Si l'on ajoute aux transferts nationaux l'ensemble des aides locales, la durée de réservation est sensiblement allongée : elle devient supérieure au mi-temps pour tous et elle est même supérieure au temps complet pour tous les ménages avec enfants. Au total, sur la base d'un emploi rémunéré au SMIC, il est nécessaire de travailler en moyenne treize heures de plus par semaine pour compenser la perte des aides locales liées à la sortie du minimum social.

Durée de réservation, en fonction de la configuration familiale

Source : Denis Anne et Yannick L'Horty, Économie et Statistique, article précité

Il convient de préciser que la générosité des prestations locales n'est pas nécessairement la cause de cet effet désincitatif à l'emploi : s'il s'agit de prestations uniformes et sans condition de ressources, elles n'ont aucun impact sur la durée de réservation, quand bien même elles seraient d'un montant très important.

C'est donc plus leurs conditions d'attribution que leur générosité qui sont en cause.

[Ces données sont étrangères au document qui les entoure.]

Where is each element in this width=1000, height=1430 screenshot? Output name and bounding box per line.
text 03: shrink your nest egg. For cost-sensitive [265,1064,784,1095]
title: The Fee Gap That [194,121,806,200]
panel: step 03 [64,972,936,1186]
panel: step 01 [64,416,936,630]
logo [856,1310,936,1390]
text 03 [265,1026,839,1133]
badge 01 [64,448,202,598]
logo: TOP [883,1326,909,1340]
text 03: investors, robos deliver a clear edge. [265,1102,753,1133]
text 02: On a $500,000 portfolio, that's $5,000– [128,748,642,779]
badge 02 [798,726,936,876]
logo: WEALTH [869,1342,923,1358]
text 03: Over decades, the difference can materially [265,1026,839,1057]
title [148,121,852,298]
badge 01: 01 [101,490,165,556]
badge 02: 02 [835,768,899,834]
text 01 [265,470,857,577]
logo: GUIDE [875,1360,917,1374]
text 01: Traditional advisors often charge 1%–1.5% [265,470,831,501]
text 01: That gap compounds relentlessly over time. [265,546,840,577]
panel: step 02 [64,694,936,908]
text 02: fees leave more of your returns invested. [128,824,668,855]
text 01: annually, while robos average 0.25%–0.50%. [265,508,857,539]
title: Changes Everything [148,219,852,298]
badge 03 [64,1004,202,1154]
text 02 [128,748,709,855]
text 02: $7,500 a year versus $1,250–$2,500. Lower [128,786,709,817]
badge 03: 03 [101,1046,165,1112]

En effet, bien qu'elles ne représentent, en moyenne, que 26,4 % des transferts nationaux pour les ménages sans revenu d'activité, elles conduisent à une hausse de 53 % de la durée de réservation : elles ont ainsi deux fois plus d'effets sur la durée de réservation que sur le montant des transferts perçus.

Les résultats de cette étude unique en son genre doivent toutefois être nuancés : établissant un recensement de l'ensemble des aides locales ouvertes aux bénéficiaires de minima sociaux, elle semble supposer que chaque demandeur peut cumuler l'ensemble des aides disponibles. S'agissant de prestations facultatives d'actions sociales et non d'allocations d'aide sociale constituant un droit, il est permis d'en douter. Il serait en fait utile de compléter cette analyse par une mesure de la fréquence de la distribution effective des différentes aides, ainsi que par une étude des cas de non-recours.

* 28 « Transferts sociaux locaux et retour à l'emploi », Denis Anne et Yannick L'Horty, Économie et Statistique n° 357-358, 2002.